Barnaby describes the process, with chilling precision, thus: "Such a primitive gun-type weapon could use a thick-walled cylindrical 'barrel' with an inner diameter of about 8cm and a length of about 50cm. A cylindrical mass of highly enriched uranium... weighing about 15kg, would be placed at the top of the barrel. The larger mass of uranium, weighing about 40kg would be placed at the bottom of the barrel. This mass would have hollowed out of it a cylinder of the same size as the smaller uranium mass.

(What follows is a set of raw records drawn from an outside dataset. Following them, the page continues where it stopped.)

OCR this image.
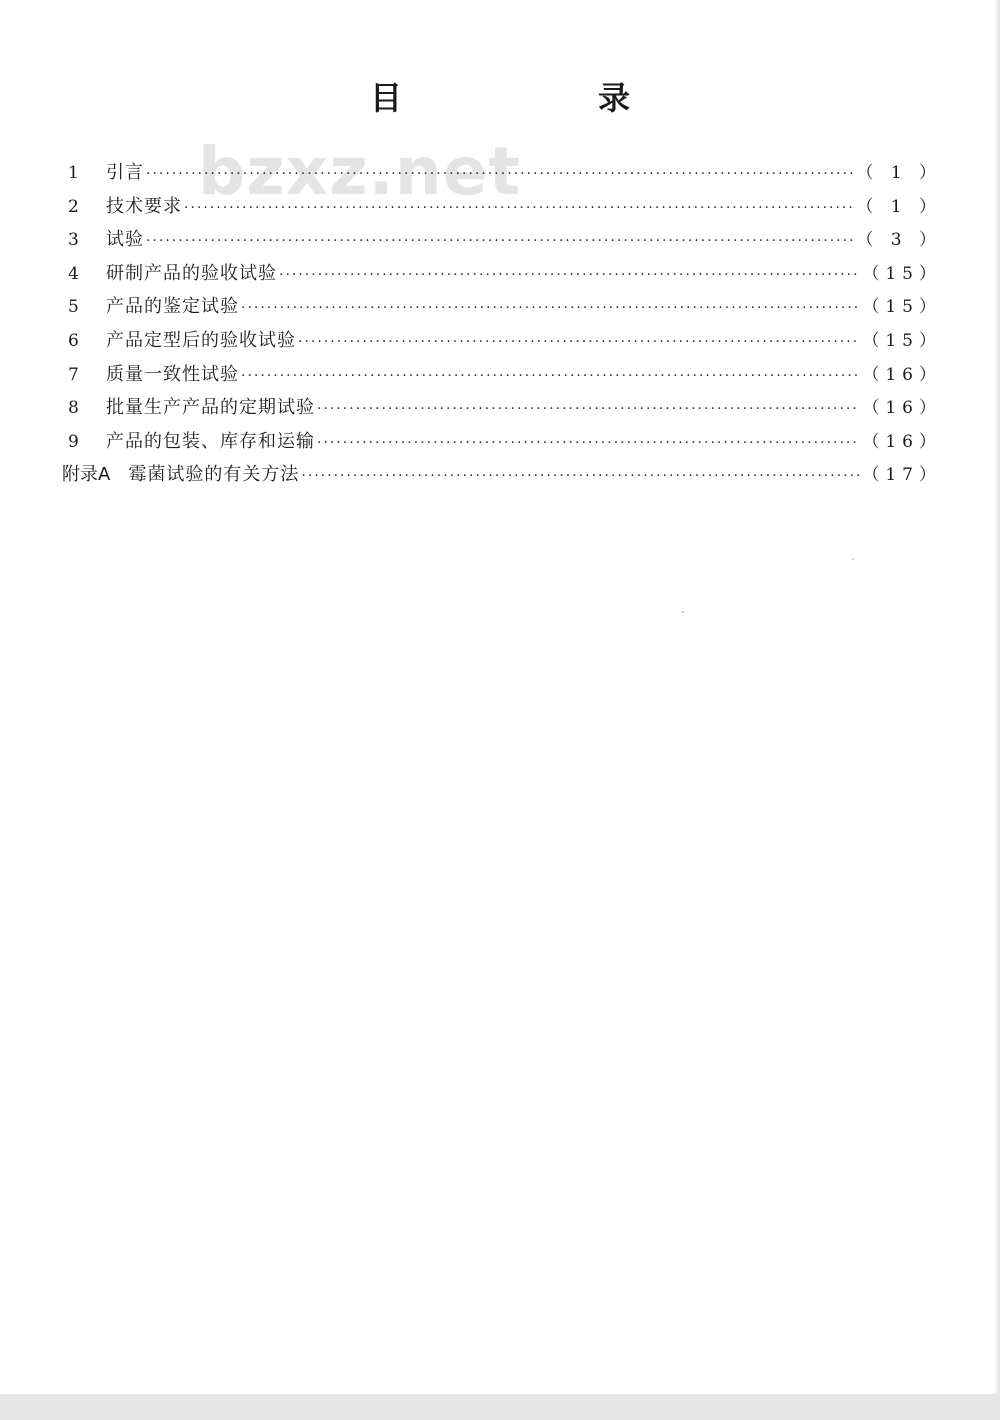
bzxz.net
目　录
1	引言 ·····	（ 1 ）
2	技术要求 ·····	（ 1 ）
3	试验 ·····	（ 3 ）
4	研制产品的验收试验 ·····	（15）
5	产品的鉴定试验 ·····	（15）
6	产品定型后的验收试验 ·····	（15）
7	质量一致性试验 ·····	（16）
8	批量生产产品的定期试验 ·····	（16）
9	产品的包装、库存和运输 ·····	（16）
附录A	霉菌试验的有关方法 ·····	（17）
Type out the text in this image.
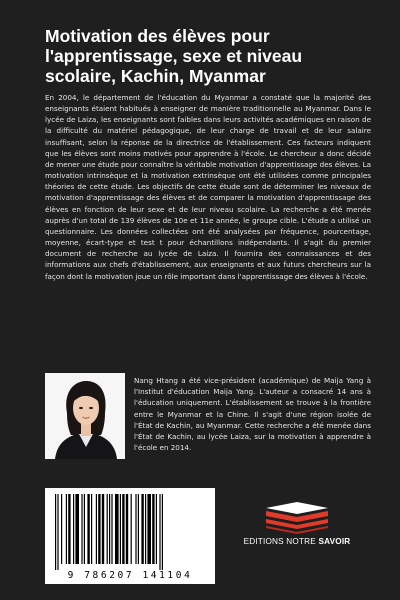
Motivation des élèves pour l'apprentissage, sexe et niveau scolaire, Kachin, Myanmar

En 2004, le département de l'éducation du Myanmar a constaté que la majorité des enseignants étaient habitués à enseigner de manière traditionnelle au Myanmar. Dans le lycée de Laiza, les enseignants sont faibles dans leurs activités académiques en raison de la difficulté du matériel pédagogique, de leur charge de travail et de leur salaire insuffisant, selon la réponse de la directrice de l'établissement. Ces facteurs indiquent que les élèves sont moins motivés pour apprendre à l'école. Le chercheur a donc décidé de mener une étude pour connaître la véritable motivation d'apprentissage des élèves. La motivation intrinsèque et la motivation extrinsèque ont été utilisées comme principales théories de cette étude. Les objectifs de cette étude sont de déterminer les niveaux de motivation d'apprentissage des élèves et de comparer la motivation d'apprentissage des élèves en fonction de leur sexe et de leur niveau scolaire. La recherche a été menée auprès d'un total de 139 élèves de 10e et 11e année, le groupe cible. L'étude a utilisé un questionnaire. Les données collectées ont été analysées par fréquence, pourcentage, moyenne, écart-type et test t pour échantillons indépendants. Il s'agit du premier document de recherche au lycée de Laiza. Il fournira des connaissances et des informations aux chefs d'établissement, aux enseignants et aux futurs chercheurs sur la façon dont la motivation joue un rôle important dans l'apprentissage des élèves à l'école.

Nang Htang a été vice-président (académique) de Maija Yang à l'Institut d'éducation Maija Yang. L'auteur a consacré 14 ans à l'éducation uniquement. L'établissement se trouve à la frontière entre le Myanmar et la Chine. Il s'agit d'une région isolée de l'État de Kachin, au Myanmar. Cette recherche a été menée dans l'État de Kachin, au lycée Laiza, sur la motivation à apprendre à l'école en 2014.

9 786207 141104
EDITIONS NOTRE SAVOIR
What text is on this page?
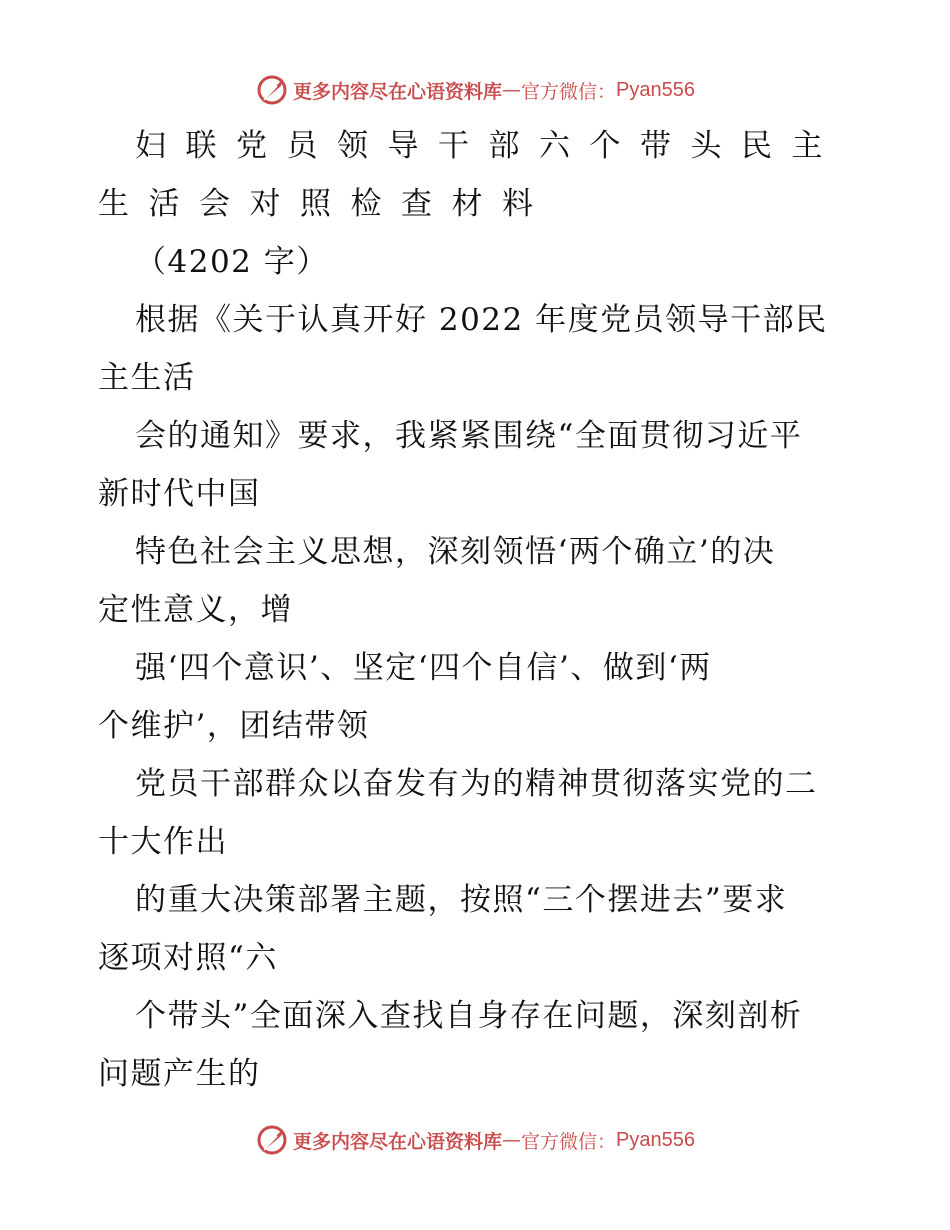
更多内容尽在心语资料库 — 官方微信： Pyan556
妇联党员领导干部六个带头民主
生活会对照检查材料
（4202 字）
根据《关于认真开好 2022 年度党员领导干部民
主生活
会的通知》要求，我紧紧围绕“全面贯彻习近平
新时代中国
特色社会主义思想，深刻领悟‘两个确立’的决
定性意义，增
强‘四个意识’、坚定‘四个自信’、做到‘两
个维护’，团结带领
党员干部群众以奋发有为的精神贯彻落实党的二
十大作出
的重大决策部署主题，按照“三个摆进去”要求
逐项对照“六
个带头”全面深入查找自身存在问题，深刻剖析
问题产生的
更多内容尽在心语资料库 — 官方微信： Pyan556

"A high-explosive charge would be placed at the top of the barrel, behind the smaller mass of uranium. This charge could be fired from a distance by a remote-control device operated by an electronic signal. When the two masses of uranium are brought together, the total mass becomes greater than critical, and a nuclear explosion takes place."

The total size of such a device, he says, is likely to be no more than about 1m, about 25cm in diameter, and weigh about 300kg. "It could be transported by, and detonated in, an ordinary van." Which is, in fact, roughly what you see in the TV series 24, for which Barnaby was consulted by the producers.

But that's about as close as Barnaby gets to describing the method. Those keen to know more, he says, should bear in mind that a lot of the material on nuclear bomb-making on the internet is either inaccurate or insufficiently precise. Determined bomb-makers should turn to the specialist scientific journals, he suggests.

Frank Barnaby has not been watching 24, in which, of course, the hero ensures that the fictional nuclear bomb is located and transported, in the nick of time, to the Nevada desert, where it explodes harmlessly, but still terrifyingly.

Somehow, one feels that he doesn't need to.